At a restaurant I had a single caramalised onion tart with goats cheese, it was rich n yummy, light pastry the onions were still savory not sweet like some can be.  Few fresh herbs to cut the richness or a side salad.


----------



## lyndalou (May 22, 2012)

Recipes Anyone??? The rustic tart in the picture looks delicious.


----------



## GotGarlic (May 22, 2012)

When we visited one of our former exchange students in Germany several years ago, his aunt served us an onion tart with afternoon tea. There was a delicate pastry crust and lots of caramelized onions. There may have been cheese - I don't remember. It was delicious, though.
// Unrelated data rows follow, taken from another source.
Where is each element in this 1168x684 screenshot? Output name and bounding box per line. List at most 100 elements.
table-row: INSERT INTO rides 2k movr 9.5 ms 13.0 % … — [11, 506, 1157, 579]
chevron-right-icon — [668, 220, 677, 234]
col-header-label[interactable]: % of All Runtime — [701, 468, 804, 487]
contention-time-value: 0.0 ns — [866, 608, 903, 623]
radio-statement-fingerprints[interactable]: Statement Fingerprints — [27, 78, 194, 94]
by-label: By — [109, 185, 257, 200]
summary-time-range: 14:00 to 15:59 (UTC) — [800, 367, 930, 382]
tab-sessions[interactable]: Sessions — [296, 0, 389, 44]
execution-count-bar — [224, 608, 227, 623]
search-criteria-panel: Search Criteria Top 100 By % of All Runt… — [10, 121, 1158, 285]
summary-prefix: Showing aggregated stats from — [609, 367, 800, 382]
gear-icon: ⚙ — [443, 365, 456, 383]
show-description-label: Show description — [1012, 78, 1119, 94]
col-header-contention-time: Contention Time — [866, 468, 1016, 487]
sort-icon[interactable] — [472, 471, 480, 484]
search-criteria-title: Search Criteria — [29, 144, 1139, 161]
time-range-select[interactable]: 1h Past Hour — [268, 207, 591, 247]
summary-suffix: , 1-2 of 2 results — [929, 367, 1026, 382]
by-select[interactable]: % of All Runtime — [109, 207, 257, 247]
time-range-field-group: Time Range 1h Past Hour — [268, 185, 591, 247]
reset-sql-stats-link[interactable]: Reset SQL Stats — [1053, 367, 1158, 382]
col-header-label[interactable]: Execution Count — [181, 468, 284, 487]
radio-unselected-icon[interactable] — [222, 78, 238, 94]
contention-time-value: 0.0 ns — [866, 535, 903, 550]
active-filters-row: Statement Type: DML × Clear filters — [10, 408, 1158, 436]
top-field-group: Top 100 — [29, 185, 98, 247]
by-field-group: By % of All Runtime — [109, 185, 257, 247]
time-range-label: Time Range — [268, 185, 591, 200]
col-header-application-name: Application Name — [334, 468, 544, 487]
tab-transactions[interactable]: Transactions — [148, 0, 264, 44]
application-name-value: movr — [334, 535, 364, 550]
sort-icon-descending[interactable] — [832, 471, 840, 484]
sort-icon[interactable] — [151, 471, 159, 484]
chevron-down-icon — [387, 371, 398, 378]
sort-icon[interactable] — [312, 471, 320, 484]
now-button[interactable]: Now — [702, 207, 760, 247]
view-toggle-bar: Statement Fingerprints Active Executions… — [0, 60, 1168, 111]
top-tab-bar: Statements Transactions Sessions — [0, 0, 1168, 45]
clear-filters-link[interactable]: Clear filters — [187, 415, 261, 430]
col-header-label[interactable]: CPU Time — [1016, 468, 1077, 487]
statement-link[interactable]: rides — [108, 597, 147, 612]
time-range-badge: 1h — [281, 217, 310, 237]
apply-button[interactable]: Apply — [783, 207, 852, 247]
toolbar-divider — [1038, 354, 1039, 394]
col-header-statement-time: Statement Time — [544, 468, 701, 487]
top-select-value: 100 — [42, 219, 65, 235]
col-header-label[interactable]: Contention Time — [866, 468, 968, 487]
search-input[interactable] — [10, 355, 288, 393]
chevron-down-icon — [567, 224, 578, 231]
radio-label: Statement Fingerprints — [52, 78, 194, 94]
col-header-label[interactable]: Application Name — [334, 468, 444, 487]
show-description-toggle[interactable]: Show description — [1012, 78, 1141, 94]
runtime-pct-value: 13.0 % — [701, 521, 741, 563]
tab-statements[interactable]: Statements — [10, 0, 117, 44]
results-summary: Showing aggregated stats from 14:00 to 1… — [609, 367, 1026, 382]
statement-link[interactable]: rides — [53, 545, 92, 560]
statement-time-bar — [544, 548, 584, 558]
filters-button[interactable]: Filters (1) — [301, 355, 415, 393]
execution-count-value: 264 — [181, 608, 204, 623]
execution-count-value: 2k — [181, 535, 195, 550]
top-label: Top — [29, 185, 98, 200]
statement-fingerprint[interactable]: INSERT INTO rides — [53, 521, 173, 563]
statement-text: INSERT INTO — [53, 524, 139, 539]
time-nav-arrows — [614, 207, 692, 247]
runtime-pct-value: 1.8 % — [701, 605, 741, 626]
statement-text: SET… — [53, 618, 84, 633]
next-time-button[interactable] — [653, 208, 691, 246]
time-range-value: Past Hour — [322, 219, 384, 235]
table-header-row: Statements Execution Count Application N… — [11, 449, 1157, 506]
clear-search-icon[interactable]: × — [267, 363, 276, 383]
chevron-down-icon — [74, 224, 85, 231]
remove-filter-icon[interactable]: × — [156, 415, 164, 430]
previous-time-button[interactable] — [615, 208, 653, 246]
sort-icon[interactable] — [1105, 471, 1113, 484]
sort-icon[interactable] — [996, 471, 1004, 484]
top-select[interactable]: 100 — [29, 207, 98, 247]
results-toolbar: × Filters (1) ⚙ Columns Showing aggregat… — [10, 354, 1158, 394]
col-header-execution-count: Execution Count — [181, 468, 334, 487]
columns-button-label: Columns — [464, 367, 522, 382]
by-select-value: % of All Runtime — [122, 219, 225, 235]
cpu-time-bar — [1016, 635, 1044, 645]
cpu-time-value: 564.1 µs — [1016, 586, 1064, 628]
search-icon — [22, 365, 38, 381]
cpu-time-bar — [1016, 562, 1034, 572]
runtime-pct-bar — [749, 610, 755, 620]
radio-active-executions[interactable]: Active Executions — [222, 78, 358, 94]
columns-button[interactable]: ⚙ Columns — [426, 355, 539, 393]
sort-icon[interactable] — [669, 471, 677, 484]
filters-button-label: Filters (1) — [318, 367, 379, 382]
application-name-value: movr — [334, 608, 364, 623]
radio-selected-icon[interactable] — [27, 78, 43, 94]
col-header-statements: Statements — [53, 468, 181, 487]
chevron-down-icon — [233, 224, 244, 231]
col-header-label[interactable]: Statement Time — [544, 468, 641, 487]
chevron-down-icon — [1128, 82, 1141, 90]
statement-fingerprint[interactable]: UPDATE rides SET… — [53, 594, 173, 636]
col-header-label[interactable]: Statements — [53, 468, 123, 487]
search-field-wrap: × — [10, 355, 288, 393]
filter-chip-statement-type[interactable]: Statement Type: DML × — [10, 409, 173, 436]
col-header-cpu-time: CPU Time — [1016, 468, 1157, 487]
You can use the slow cooker to make caramelized onions with practically no effort. Put 3 lbs. sliced onions in the slow cooker, toss with 2 tbsp. evoo and 1 tsp. balsamic vinegar and cook on low for 10-12 hours. I think I stirred them at about the 8-hour mark. It works perfectly, and you can portion and freeze for later use


----------



## Bigjim68 (May 22, 2012)

Onion pie (called Zweibelkuchen in German) is a traditional fall dish often served with new wine at festivals in southern Germany.  Works well with new wine.  There are several traditional recipes on the internet.


----------



## Margi Cintrano (May 22, 2012)

*Alsace Flammekueche & Provence Pissaldiére*

 Good Afternoon Greg,

1stly, Thank you for the lovely thread.

A couple of months ago, I had posted these subject two recipes in the Ethnic Recipe Section, and their history which stems from Pastoral origins in France, during the 15th century.

Have you seen them ? Thought that you would be interested in the Flammekueche which is an onion and bacon tart ... 

The Pissaldiére is a savoury tart filled with onion and topped with olives and anchovies. 

I prepare both these as my mom used to, during the autumn and winter months. They are different, however, both quite lovely.  

Let me know your views.

Kind regards.
Margi.


----------



## kadesma (May 22, 2012)

Steve Kroll said:


> Coincidentally,  I was watching Laura Calder's French cooking show tonight and one of the recipes was for onion tart. This is probably a little different than what you had in mind, but it sure sounds good to me. She says you can use any kind of leftover pastry to make this.
> 
> Onion Tart Recipe : Laura Calder : Recipes : Cooking Channel


I saw the show as well. She makes this look easy and so great tasting. My DH just bought me her cookbook and I can not put it down. So many great recipes to try.
the tart is up on the to make list here. I have several others as well but do like the free form pastry dough.Wonder if they would go well with this pastry?

kadesma


----------



## kadesma (May 22, 2012)

lyndalou said:


> Recipes Anyone??? The rustic tart in the picture looks delicious.


This is more of an Idea than a recipe. It will fill 1 large tart or 8 small ones,Heat 3 tab. evoo in a large skillet Add 3-4 red onions sliced and saute til they wilt and are limp. Stir in about 2 teas. minced fresh oregano or majoram. season with salt and pepper top your tart leaving an edge to fold up around the red donions.top with some anchovies here and there for a garnish,Use a pastry for savorie tarts.
kadesma


----------



## Aunt Bea (May 22, 2012)

When you make the onion jam for your tart toss in some caraway seeds, IMO they are a small touch that makes a big difference in flavor.


----------



## Greg Who Cooks (May 22, 2012)

lyndalou said:


> Recipes Anyone??? The rustic tart in the picture looks delicious.



I think this is the recipe for the rustic tart, unless you and I are not talkinng about the same thing:



> 1 Pâte Brisée (tart dough) for one 10-inch tart (see method for making  pâte brisée) or 1 packaged, flat pie crust (Trader Joe's has one in  their frozen section)
> 3 medium sized red onions
> 2 Tbsp olive oil
> 1 Tbsp butter
> ...


----------



## lyndalou (May 22, 2012)

Thanks, kades and Greg. I can't wait to make one for my husband and I.


----------



## kadesma (May 22, 2012)

lyndalou said:


> Thanks, kades and Greg. I can't wait to make one for my husband and I.


You're welcome. Hope you enjoy it we sure do.
kades


----------